Effrobinhood[.]com also promotes alternatives without affiliate links. While the WHOIS is hidden (like the bulk of domains), the site is open source and points to https://github.com/jaredpiedt as the main person behind it.
In the most blatant attempt to cash in on the anger, we found what we realistically were expecting to find with leaverobinhood[.]com, an affiliate redirect to Webull with the invite code inviteCode=hrF1gXGN7yn4
In robinhood-alternatives[.]com we found the most obvious case yet for scammers. The IP hosting the site: 207.244.100.226 points to 390 or so scam domains like:
A further 2,200+ scam domains are found on the IP used for other subdomains on the site.
On the site itself, all Robinhood alternatives are linked to stock-trading-platform[.]info and not their actual websites. The IP hosting the site, 199.59.242.153, hosts over 2 million domains, including many Robinhood-related ones that we picked up during our initial scan:
robinhood.tw
robinhood.cloud
We checked this IP for any abuse reports on the IP reporting site Abuse IPDB:
https://www.abuseipdb.com/check/199.59.242.153
The IP used by Bodis LLC appears to have only negative reviews, for various malicious activities.
robinhoodcompetitors[.]com gives us a 403 when attempting to analyse the site. The IP hosting the site strangely had subdomains like robinhoodcompetitors.oilthings.com.

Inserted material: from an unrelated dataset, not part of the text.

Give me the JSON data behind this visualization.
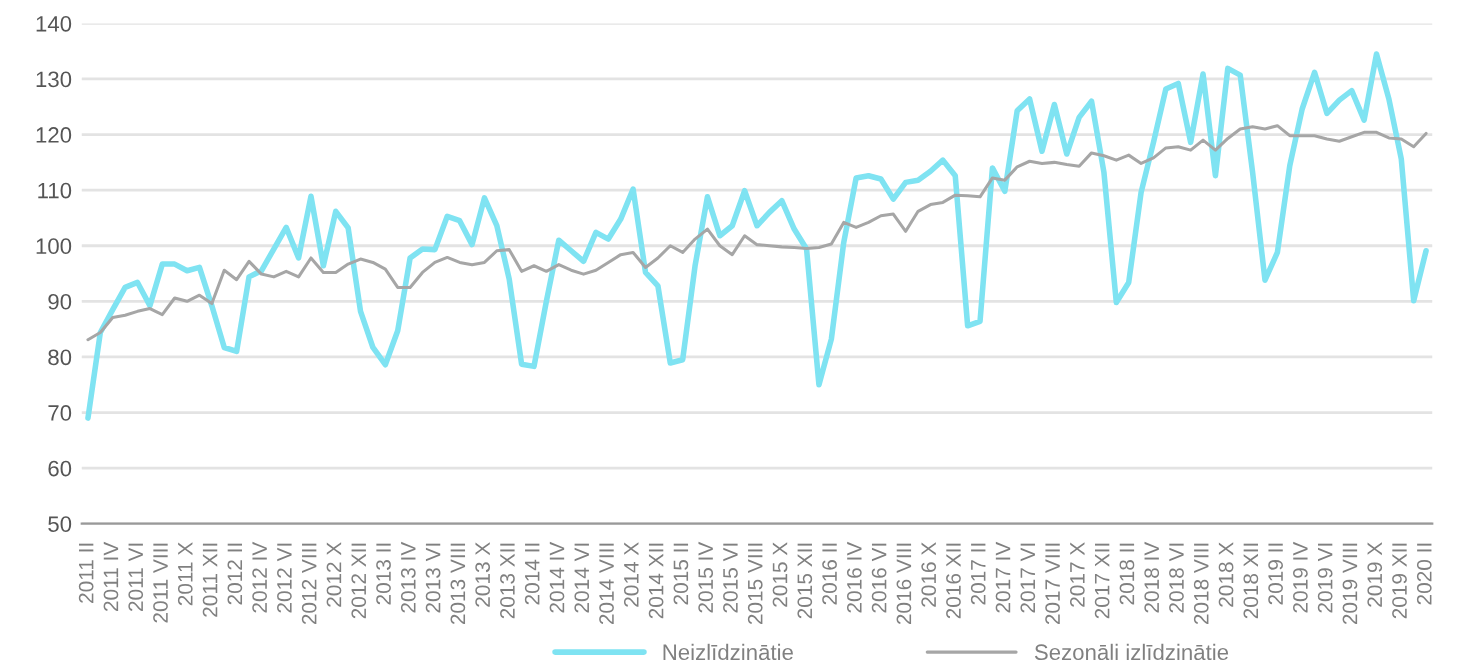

Coincidence? We suspect it might have been a misconfiguration for the robinhoodcompetitors domain and that the domain possibly belongs to a "Christopher Painter" (who owns oilthings[.]com).
4. Merch sellers
By far the strangest thing we came across was the many merchandise sellers using Robinhood domains. These include:
antirobinhoodclub.com
fuck-robinhood.com(Shopify)
isurvivedrobinhood.com(Shopify)
We looked up the Shopify IPs hosting the latter stores and found a few more:
robinhood-co.com
sellrobinhood.com
fakrobinhood.com
The question on how legal this is will be left to the lawyers after they're done with their class-action lawsuits.
5. IPO
The most bizarre and/or interesting of the domains happens to be the IPO ones. Four of the websites look like so:
A major breadcrumb was left for us on ipo-robinhood.website:
The DNS IP revealed many similar domains:
It is possible that many of these domains are connected, as many of the domains have a "hood" and then "hoodd" version registered on different TLDs.
6. Other
Some of the other interesting domains we found were:
- robinhoodmemes[.]com – which appears to be some type of shop, possibly another merchandise shop for memes.
- robinhoodowesmemoney[.]com – this site appears to be asking people to donate money to them so that they can invest in stocks.
- robinhood-trade[.]com – an actual phishing/scam website, see below for the site screenshot and the (fake) WHOIS data.
- thxrobinhood.com – a site where you can purchase a note to send to Robinhood for $2.
- investigaterobinhood.com – a petition site asking you for your name, email and ZIP code with no indication of who they are and what they might do with your data.
Conclusion
The task of identifying possible scams and fraud has been made a bit tougher with the advent of WHOIS privacy protection. It's cheap enough (and sometimes even free) to help threat actors hide their tracks a bit better. And while we expect criminals to use fake data anyway, our past investigations into fake IRGC political domains shows that fake data is more workable than complete WHOIS protection.
Even with the WHOIS protection limits, our powerful intelligence tool SurfaceBrowser™ enabled us to follow some of the trails left behind with its comprehensive domain, hosting, and DNS data.